I have a 15 yr old TB mare that I would like to breed in the spring of 2002 (she would be 16). She had one foal in 1994 - conceived on the 1st A.I.(cooled semen) and had an uneventful pregnancy and delivery. Should I have her inspected for breeding soundness in the Fall (before I sound the contract!)? Would she require another exam/culture in the Spring? Are there any increased risks for abnormalities (like Down's Syndrome in older women) or complications associated with breeding older mares? Thanks!
A 15 year old TB brood mare who is in good health is not generally considered old by most breeder´s standards.
As for the reproductive work up. If anyone wished to maximize their chances of producing a live foal from a mare of any age. They would certainly be well advised to do everything possible to prepare the mare for the impending mating. That should include a thorough reproductive exam, since a mare´s reproductive potential can change substantially from one season to the next. Unfortunately that potential usually does not progress in an improving curve, but rather in a slow declining curve. For some that decline is much quicker than others.

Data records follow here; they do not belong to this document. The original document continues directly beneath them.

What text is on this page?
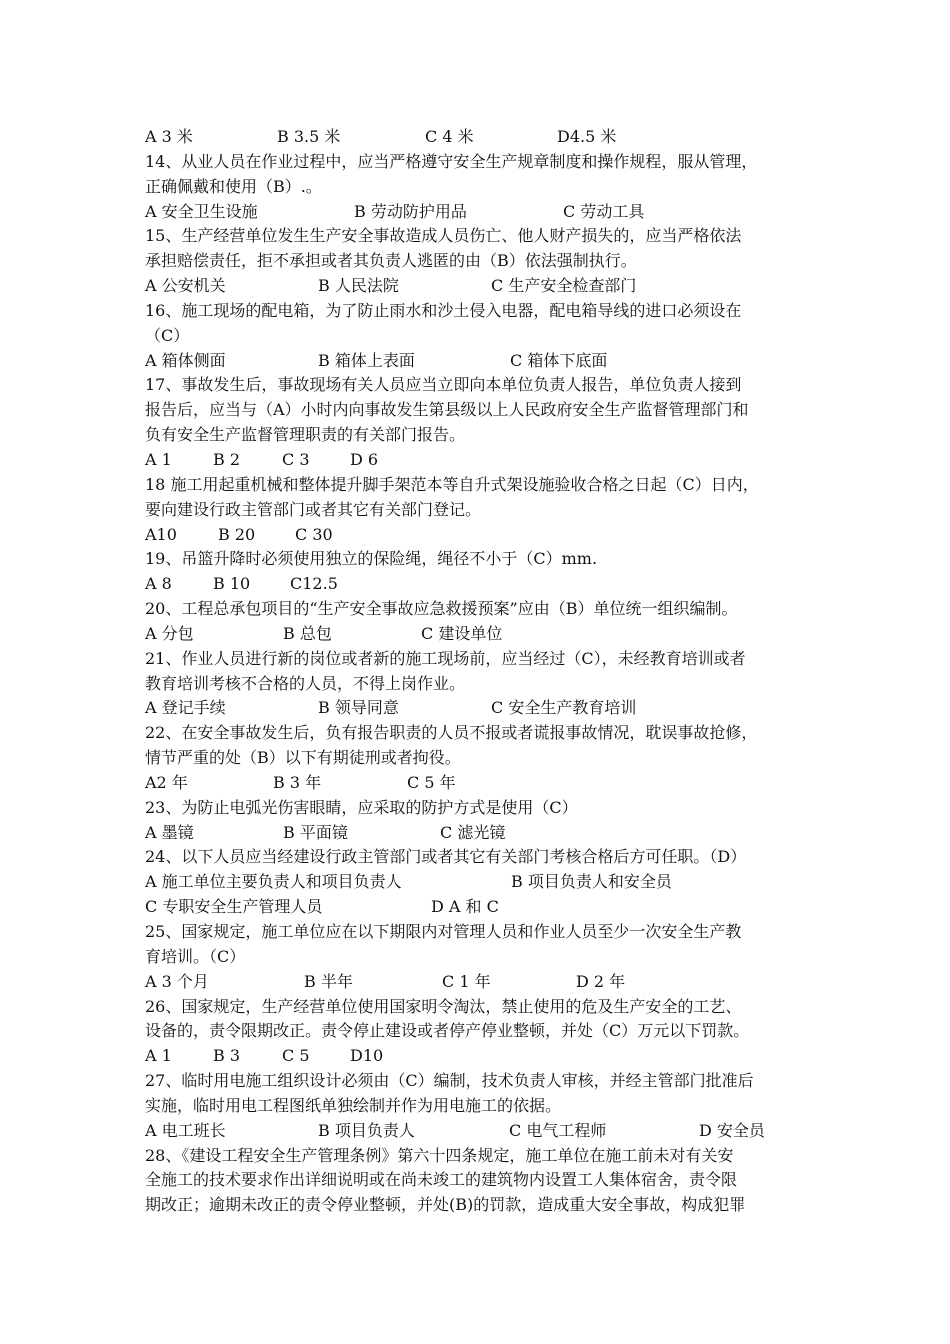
A 3 米	B 3.5 米	C 4 米	D4.5 米
14、从业人员在作业过程中，应当严格遵守安全生产规章制度和操作规程，服从管理，
正确佩戴和使用（B）.。
A 安全卫生设施	B 劳动防护用品	C 劳动工具
15、生产经营单位发生生产安全事故造成人员伤亡、他人财产损失的，应当严格依法
承担赔偿责任，拒不承担或者其负责人逃匿的由（B）依法强制执行。
A 公安机关	B 人民法院	C 生产安全检查部门
16、施工现场的配电箱，为了防止雨水和沙土侵入电器，配电箱导线的进口必须设在
（C）
A 箱体侧面	B 箱体上表面	C 箱体下底面
17、事故发生后，事故现场有关人员应当立即向本单位负责人报告，单位负责人接到
报告后，应当与（A）小时内向事故发生第县级以上人民政府安全生产监督管理部门和
负有安全生产监督管理职责的有关部门报告。
A 1	B 2	C 3	D 6
18 施工用起重机械和整体提升脚手架范本等自升式架设施验收合格之日起（C）日内，
要向建设行政主管部门或者其它有关部门登记。
A10	B 20 C 30
19、吊篮升降时必须使用独立的保险绳，绳径不小于（C）mm.
A 8	B 10 C12.5
20、工程总承包项目的“生产安全事故应急救援预案”应由（B）单位统一组织编制。
A 分包	B 总包	C 建设单位
21、作业人员进行新的岗位或者新的施工现场前，应当经过（C），未经教育培训或者
教育培训考核不合格的人员，不得上岗作业。
A 登记手续	B 领导同意	C 安全生产教育培训
22、在安全事故发生后，负有报告职责的人员不报或者谎报事故情况，耽误事故抢修，
情节严重的处（B）以下有期徒刑或者拘役。
A2 年	B 3 年	C 5 年
23、为防止电弧光伤害眼睛，应采取的防护方式是使用（C）
A 墨镜	B 平面镜	C 滤光镜
24、以下人员应当经建设行政主管部门或者其它有关部门考核合格后方可任职。（D）
A 施工单位主要负责人和项目负责人	B 项目负责人和安全员
C 专职安全生产管理人员	D A 和 C
25、国家规定，施工单位应在以下期限内对管理人员和作业人员至少一次安全生产教
育培训。（C）
A 3 个月	B 半年	C 1 年	D 2 年
26、国家规定，生产经营单位使用国家明令淘汰，禁止使用的危及生产安全的工艺、
设备的，责令限期改正。责令停止建设或者停产停业整顿，并处（C）万元以下罚款。
A 1	B 3	C 5	D10
27、临时用电施工组织设计必须由（C）编制，技术负责人审核，并经主管部门批准后
实施，临时用电工程图纸单独绘制并作为用电施工的依据。
A 电工班长	B 项目负责人	C 电气工程师	D 安全员
28、《建设工程安全生产管理条例》第六十四条规定，施工单位在施工前未对有关安
全施工的技术要求作出详细说明或在尚未竣工的建筑物内设置工人集体宿舍，责令限
期改正；逾期未改正的责令停业整顿，并处(B)的罚款，造成重大安全事故，构成犯罪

Then with that out of the way. The typical requirements of breeding operations in a live cover situation, is that the mare owner provide a current negative EIA (coggins) test for the mare along with a current negative culture. This is to insure that their stallion is not exposed to any harmful pathogens. However as a responsible mare owner, one would be well advised to take this a step further, and provide a negative culture and cytology.
If this breeding is going to be performed with CTS or frozen semen. The mare owner is under more pressure than they otherwise would be, to insure that the mare is prepared in the best possible way to increase the possibility of conception and a resulting foal.
Preparation consists of knowledge of the mares reproductive condition and any potentially problematic conditions that she may have that could interfere with her ability to accomplish what you are asking her to do. The more you know about that mare´s reproductive system the better prepared you are to deal with any potential problems long before she will be exposed to the semen. Thus possibly preventing problems and additional expense on your part. There are no short cuts in this area. The old adage applies here, "be well prepared or be prepared to pay well".
If I may share a statement made to me by a large TB breeding farm manager in my area this year. He stated that all his 75 barren mares were in foal by the end of March. He attributes this exceptional feat to one thing. He worked all of last fall on these mares doing everything he could to insure that they would be ready to breed at the beginning of breeding season, February 10. unfortunately this in not typical, but clearly illustrates what good management and hard work can accomplish.